How to Make Your Favorite Halloween Candies at Home Slideshow
October 12, 2012
Tootsie Rolls — The Dough
While Tootsie Rolls seem like a mystery to many, we were pleased to learn that creating your own is really as straightforward as making dough. Butter, milk powder, and a few other ingredients are just blended together to get a sticky, thick dough used to make the bite-sized candies. To make the dough, we used a stand mixer with a greased bowl and dough hook to overcome the thickness and stickiness.
Tootsie Rolls — The Shape
The classic part about the Tootsie Roll is its round shape. To get the little cylinders, we rolled our dough to ½-inch thick rolls, chilled it, cut it into small rectangular pieces with a pizza cutter, and then rolled them out with our palms.
Tootsie Rolls — The Recipe
Overall, the recipe was a success, and some may agree that ours is better than the real thing. Because the dough is sticky, we wrapped the candies in parchment paper and stored them at room temperature for the best possible results.
Kit Kat Bar — The Center
You’d think that Kit Kat bars would be challenging because of their crunchy wafer filling, but we found a shortcut. For the filling in our recipe, we used Neapolitan chocolate wafers, stacked with chocolate cream, for a quick and easy fix.
Kit Kat Bar — The Recipe
For the coating, we melted chocolate over a double-boiler and coated each wafer with it.

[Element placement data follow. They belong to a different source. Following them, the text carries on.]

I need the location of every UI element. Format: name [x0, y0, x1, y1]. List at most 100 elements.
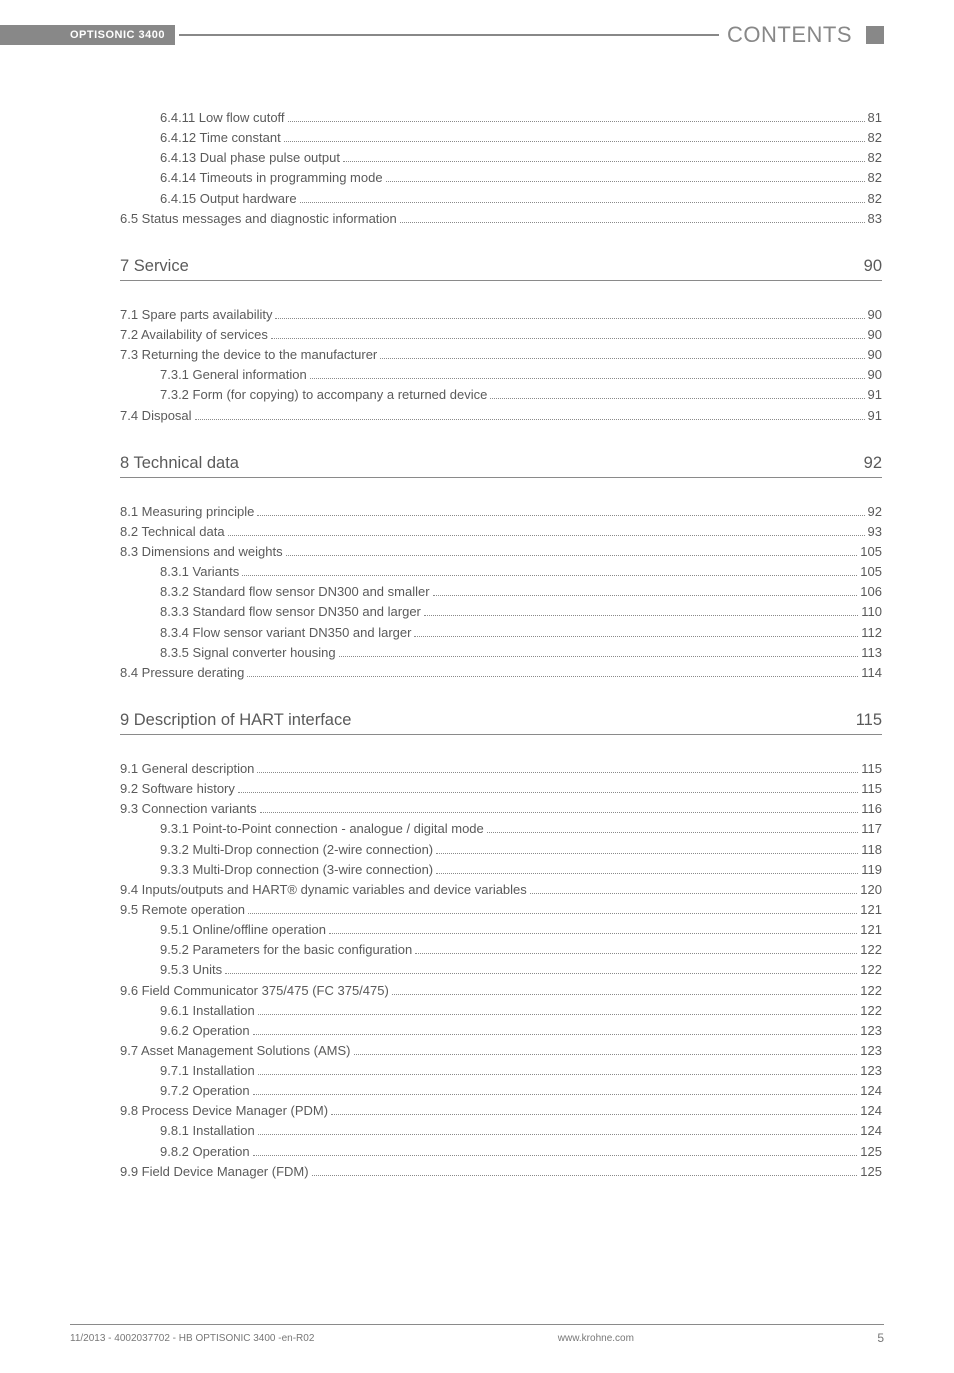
toc-leader-dots — [257, 515, 864, 516]
toc-page: 113 — [861, 643, 882, 663]
toc-leader-dots — [331, 1114, 857, 1115]
toc-entry: 7.3 Returning the device to the manufact… — [120, 345, 882, 365]
toc-page: 125 — [860, 1142, 882, 1162]
section-page: 92 — [864, 454, 882, 473]
toc-page: 90 — [868, 305, 882, 325]
toc-page: 119 — [861, 860, 882, 880]
toc-leader-dots — [288, 121, 865, 122]
toc-label: 9.5.1 Online/offline operation — [160, 920, 326, 940]
toc-leader-dots — [386, 181, 865, 182]
toc-page: 118 — [861, 840, 882, 860]
toc-leader-dots — [258, 1014, 858, 1015]
toc-leader-dots — [228, 535, 865, 536]
toc-leader-dots — [275, 318, 864, 319]
toc-page: 82 — [868, 128, 882, 148]
toc-entry: 9.3.3 Multi-Drop connection (3-wire conn… — [160, 860, 882, 880]
toc-page: 123 — [860, 1041, 882, 1061]
toc-leader-dots — [415, 953, 857, 954]
toc-label: 7.3.1 General information — [160, 365, 307, 385]
page-title: CONTENTS — [719, 22, 866, 48]
toc-label: 8.4 Pressure derating — [120, 663, 244, 683]
toc-page: 122 — [860, 960, 882, 980]
toc-leader-dots — [258, 1134, 858, 1135]
toc-entry: 9.6 Field Communicator 375/475 (FC 375/4… — [120, 981, 882, 1001]
toc-page: 122 — [860, 940, 882, 960]
section-title: 8 Technical data — [120, 454, 239, 473]
toc-page: 125 — [860, 1162, 882, 1182]
toc-leader-dots — [258, 1074, 858, 1075]
section-page: 90 — [864, 257, 882, 276]
toc-label: 9.2 Software history — [120, 779, 235, 799]
toc-leader-dots — [414, 636, 858, 637]
toc-page: 93 — [868, 522, 882, 542]
toc-label: 7.1 Spare parts availability — [120, 305, 272, 325]
toc-page: 83 — [868, 209, 882, 229]
toc-page: 114 — [861, 663, 882, 683]
header-rule — [179, 34, 719, 36]
toc-leader-dots — [343, 161, 865, 162]
toc-page: 91 — [868, 385, 882, 405]
toc-leader-dots — [257, 772, 858, 773]
toc-page: 122 — [860, 981, 882, 1001]
section-rule — [120, 734, 882, 735]
toc-label: 9.9 Field Device Manager (FDM) — [120, 1162, 309, 1182]
toc-entry: 9.3 Connection variants 116 — [120, 799, 882, 819]
toc-entry: 9.1 General description 115 — [120, 759, 882, 779]
toc-label: 9.7.2 Operation — [160, 1081, 250, 1101]
toc-entry: 9.5.2 Parameters for the basic configura… — [160, 940, 882, 960]
toc-entry: 7.2 Availability of services 90 — [120, 325, 882, 345]
toc-page: 112 — [861, 623, 882, 643]
section-rule — [120, 280, 882, 281]
toc-entry: 8.1 Measuring principle 92 — [120, 502, 882, 522]
toc-label: 9.1 General description — [120, 759, 254, 779]
toc-label: 7.4 Disposal — [120, 406, 192, 426]
toc-leader-dots — [253, 1034, 858, 1035]
toc-entry: 7.1 Spare parts availability 90 — [120, 305, 882, 325]
toc-leader-dots — [286, 555, 858, 556]
toc-entry: 9.5 Remote operation 121 — [120, 900, 882, 920]
toc-entry: 9.7.2 Operation 124 — [160, 1081, 882, 1101]
toc-page: 123 — [860, 1021, 882, 1041]
toc-entry: 9.6.2 Operation 123 — [160, 1021, 882, 1041]
toc-page: 106 — [860, 582, 882, 602]
toc-label: 8.3.3 Standard flow sensor DN350 and lar… — [160, 602, 421, 622]
toc-label: 9.6.1 Installation — [160, 1001, 255, 1021]
toc-entry: 8.3.3 Standard flow sensor DN350 and lar… — [160, 602, 882, 622]
toc-leader-dots — [354, 1054, 858, 1055]
section-heading: 8 Technical data 92 — [120, 454, 882, 473]
section-title: 7 Service — [120, 257, 189, 276]
toc-entry: 9.4 Inputs/outputs and HART® dynamic var… — [120, 880, 882, 900]
toc-label: 6.4.13 Dual phase pulse output — [160, 148, 340, 168]
toc-leader-dots — [339, 656, 859, 657]
toc-page: 90 — [868, 365, 882, 385]
toc-label: 9.3.1 Point-to-Point connection - analog… — [160, 819, 484, 839]
toc-leader-dots — [487, 832, 859, 833]
footer-left: 11/2013 - 4002037702 - HB OPTISONIC 3400… — [70, 1333, 314, 1344]
toc-entry: 8.2 Technical data 93 — [120, 522, 882, 542]
toc-page: 115 — [861, 779, 882, 799]
toc-label: 9.7 Asset Management Solutions (AMS) — [120, 1041, 351, 1061]
toc-page: 82 — [868, 148, 882, 168]
toc-entry: 6.4.13 Dual phase pulse output 82 — [160, 148, 882, 168]
toc-page: 124 — [860, 1121, 882, 1141]
toc-entry: 6.4.14 Timeouts in programming mode 82 — [160, 168, 882, 188]
toc-page: 92 — [868, 502, 882, 522]
toc-entry: 8.3.4 Flow sensor variant DN350 and larg… — [160, 623, 882, 643]
toc-page: 90 — [868, 345, 882, 365]
toc-page: 123 — [860, 1061, 882, 1081]
toc-entry: 9.7 Asset Management Solutions (AMS) 123 — [120, 1041, 882, 1061]
toc-leader-dots — [312, 1175, 858, 1176]
toc-leader-dots — [300, 202, 865, 203]
toc-entry: 6.4.15 Output hardware 82 — [160, 189, 882, 209]
toc-entry: 6.5 Status messages and diagnostic infor… — [120, 209, 882, 229]
toc-leader-dots — [433, 595, 858, 596]
toc-leader-dots — [436, 873, 858, 874]
header-bar: OPTISONIC 3400 CONTENTS — [0, 22, 954, 48]
toc-label: 6.4.14 Timeouts in programming mode — [160, 168, 383, 188]
toc-entry: 7.3.1 General information 90 — [160, 365, 882, 385]
section-title: 9 Description of HART interface — [120, 711, 351, 730]
toc-page: 105 — [860, 542, 882, 562]
footer-center: www.krohne.com — [314, 1333, 877, 1344]
toc-entry: 9.5.1 Online/offline operation 121 — [160, 920, 882, 940]
toc-entry: 9.8.2 Operation 125 — [160, 1142, 882, 1162]
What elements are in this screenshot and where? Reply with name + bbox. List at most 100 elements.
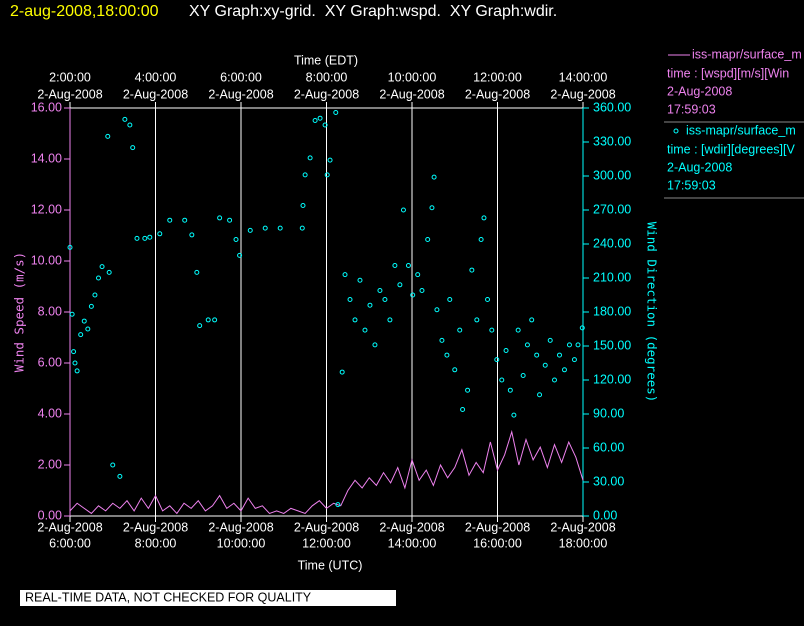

We made sure to first submerge the bottom, and then place the wafer on a baking sheet to drench the rest in chocolate. With the help of an Italian cookie, this British candy was successfully replicated and had us breaking off more pieces than we’d like to admit.
Pop Rocks — The Science Behind It
Not only are Pop Rocks one of our favorite candies, but we were also intrigued by the science of this recipe. The secret to the pop in Pop Rocks is citric acid, which we added to a boiling mixture of sugar and corn syrup.
Pop Rocks — Flexibility
Making Pop Rocks was fun because we could be flexible about the flavors and colors for each. We used a berry flavoring for this batch and blue food coloring.
Pop Rocks — Cracking Them Up
Everyone loves Pop Rocks because of their inconsistent, pebble-like qualities. After we spread the candy mixture onto a baking sheet and let it harden, we cracked it up into a Ziploc bag and had a therapeutic smashing session with a rolling pin.
Charms Blow Pops — The Bubblegum
Many people know how to make lollipops, so why not get some bubblegum and make Blow Pops? To find out, we stuck pieces of bubblegum onto sticks and tried it out.
Charms Blow Pops — The Molds
For an easy way to mold our pops, we used silicon brownie mold pans to try and replicate the globe shape of a Blow Pop. While the shape isn’t perfect, the molds’ flat surface made it easy to rest the bubblegum sticks in them and fill them with the hot candy mixture.
Charms Blow Pops — The Candy
While there are many different flavors, few can resist the strawberry Blow Pops, so we used strawberry gelatin mix to help us get the flavor and color we desired.
TWIX Bars — Baking
The most loveable part of the TWIX bar, the cookie, requires a little baking to recreate the candy. We worked off a traditional shortbread recipe and poured the batter into a glass baking dish to get a flat, even surface. Because this isn't the norm with baking shortbread, we poked holes on the surface to allow steam to escape while baking.
TWIX Bars — The Caramel
Everyone loves the caramel in a TWIX bar, and because of this we figured that there had to be a little extra something to it. Rather than just melting regular caramel, we mixed it with heavy cream to get an ultra-rich caramel filling.
TWIX Bars — The Recipe
Testing proved that our bars tasted just about as close as you can get to the real thing, and even better, they were almost double the size and cost less than half of the price of store bought TWIX bars.